Whilst the file size and proprietary software in this type of research presents some barriers to sharing, there are also opportunities through sharing to improve practice across the community. Currently there are several different software packages being used for visualisation and tracking. Therefore, sharing more imaging data would allow groups to try out different types of images on different tools and make better purchasing decisions with their grant money. Furthermore, there is a great frustration in this area that lots of people are working on different algorithms for different datasets, so greater sharing of these algorithms could reduce the amount of time wasted creating algorithms when it might be possible to adapt a pre-existing one.

Shifting models of scholarly communication

As we move towards a model of greater openness, research groups are facing a new difficulty in working out how best to present their myriad outputs. The Steventon group intends to publish data (in some form), protocols and a preprint at the same time as submitting their papers to a traditional journal. This will make their work more reproducible, and it also allows researchers who are interested in different aspects of their work to access the bits that interest them. These outputs will link to one another, through citations, but this relies on close reading of the different outputs and checking references. The Steventon group would like to make the links between the different aspects of their work more obvious and browsable, so the context is clear to anyone interest in the lab’s work. As the research of the group is so visual it would be appropriate to represent the different aspects of their work in a more appealing form than a list of links.

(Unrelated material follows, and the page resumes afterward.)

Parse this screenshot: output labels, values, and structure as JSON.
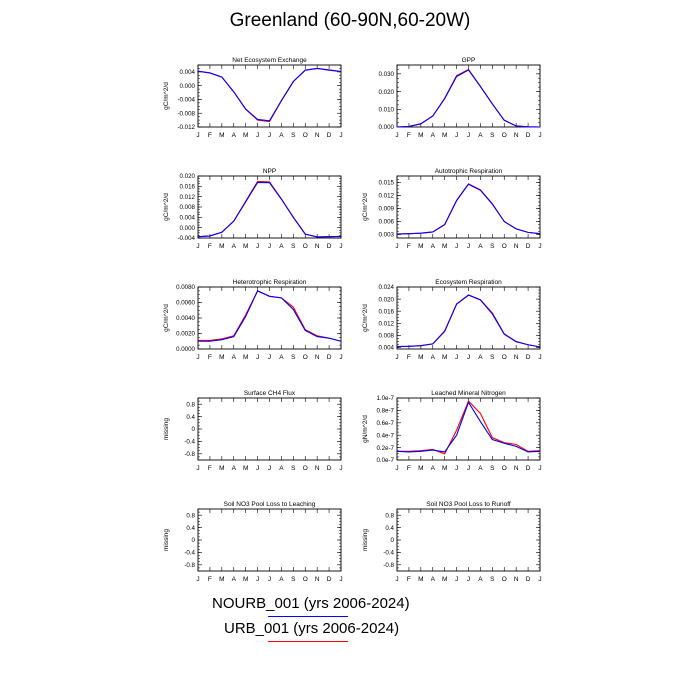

The Steventon lab is attempting to link and contextualise their work through their website, and it is possible to cross-reference resources in many repositories (including Cambridge’s Apollo), but they would like there to be a more sustainable solution. They work in areas with crossovers to other disciplines – some people may be interested in their methodologies, others the particular species they work on, and others still the particular developmental processes they are researching. There are opportunities here for openness to increase the discoverability of interdisciplinary research and we will be exploring this, as well as the issues around sharing images and proprietary software, as part of the Open Research Pilot.